While scented candles have become a status symbol, there are several other options available, including room sprays, fragrance diffusers — and even digital diffusers, if you want to go high-tech.

Try a portable air-purifying scent diffuser, which as the name suggests purifies the air and subtly scents the room (£65, The White Company), and choose an oil that suits your mood and room. Citrus-based aromas are the essence of spring.

The White Company’s new scent — Grapefruit & Mandarin — will invigorate the senses. 

The collection includes oil, candle, diffuser and spray (from £10). The new fragrance Bergamot from Malin+Goetz offers similar delights. The range includes a candle, which has a fruity-sweet scent with mild spicy hints (£50).

Working from home? Brain-stimulating peppermint could help with that mid-afternoon slump. The Dunelm Wellness oil mint reed diffuser should do the job (£14).

Touchy feely

Having beautiful, soft items around your home will bring comfort as well as style. Cashmere is not just for winter — it can also be used (and worn) through the spring and summer.

A pure cashmere throw is by far the most luxurious. Go for broke with one made by Johnstons of Elgin at the family mill in Scotland. 

The generous-sized throws give an aspirational edge to any living space, with six colours reduced by £300 (from £350).

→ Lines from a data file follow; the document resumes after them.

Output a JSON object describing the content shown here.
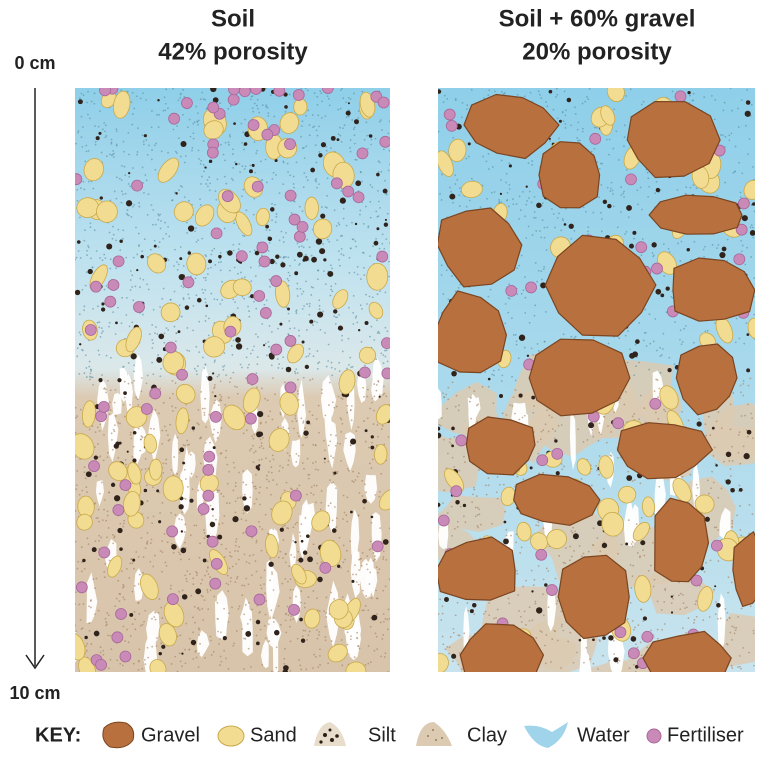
{
  "panels": [
    {
      "title": "Soil",
      "subtitle": "42% porosity"
    },
    {
      "title": "Soil + 60% gravel",
      "subtitle": "20% porosity"
    }
  ],
  "depth_axis": {
    "top": "0 cm",
    "bottom": "10 cm"
  },
  "key": {
    "label": "KEY:",
    "items": [
      "Gravel",
      "Sand",
      "Silt",
      "Clay",
      "Water",
      "Fertiliser"
    ]
  }
}
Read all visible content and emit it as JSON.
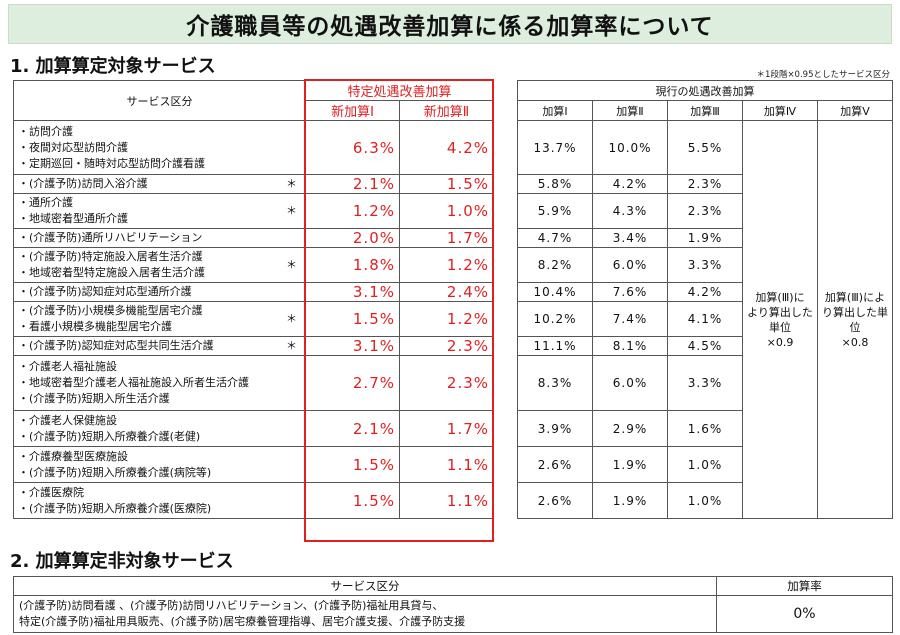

A cashmere blend attracts lower prices. Try the grey and mint merino and cashmere herringbone throw (£165, Heals) or the duck-egg wool and cashmere throw (£115, Soak and Sleep).

For softness under foot, splash out on a new rug. There’s nothing like sheepskin for placing next to the bed, making getting up in the mornings more bearable. 

The sheepskin Mongolian rug in clover, grey, ivory or fjord would add texture (from £56, John Lewis), or try the medium Shearer in natural at Loaf (£130) which is a curly shearling.

You might also explore velvet. Double up on texture and colour with a velvet cushion in sage green (from £45, Heals), in moss (from £55, Oka) or ivy (£25, John Lewis).

For spring, you could add white or light velvet for playful, plush accents. M&S’s champagne velvet cushion will do the trick (£15), or white clara velvet cushion (from £14, Dunelm).

Savings of the week: toasters 

The KitchenAid Artisan two slot toaster is down from £229 to £204.95 at Harts of Stur.

The KitchenAid Artisan two slot toaster is down from £229 to £204.95 at Harts of Stur.

The toaster is said to have been invented in the late 1890s, but the world had to wait until 1920 for the pop-up version to arrive on the scene. 

A century later, about 87 per cent of us eat toast for breakfast, according to research – which suggests that a reliable toaster could be a sound investment.

KitchenAid toasters have a following – because of their retro 1950s styling, and because they deliver seven different shades of toast. 

At Harts of Stur, the price of the KitchenAid Artisan two slot toaster has been cut from £229 to £204.95. 

Obviously, such expenditure is not necessary. At Argos, you can save 25 per cent on the four-slot Russell Hobbs Worcester in black and silver which is now £30. 

Wayfair has the grey four-slot Haden Brighton which was £35 and is now £28.73. 

Enjoy your toast — whether with jam, marmalade or Marmite.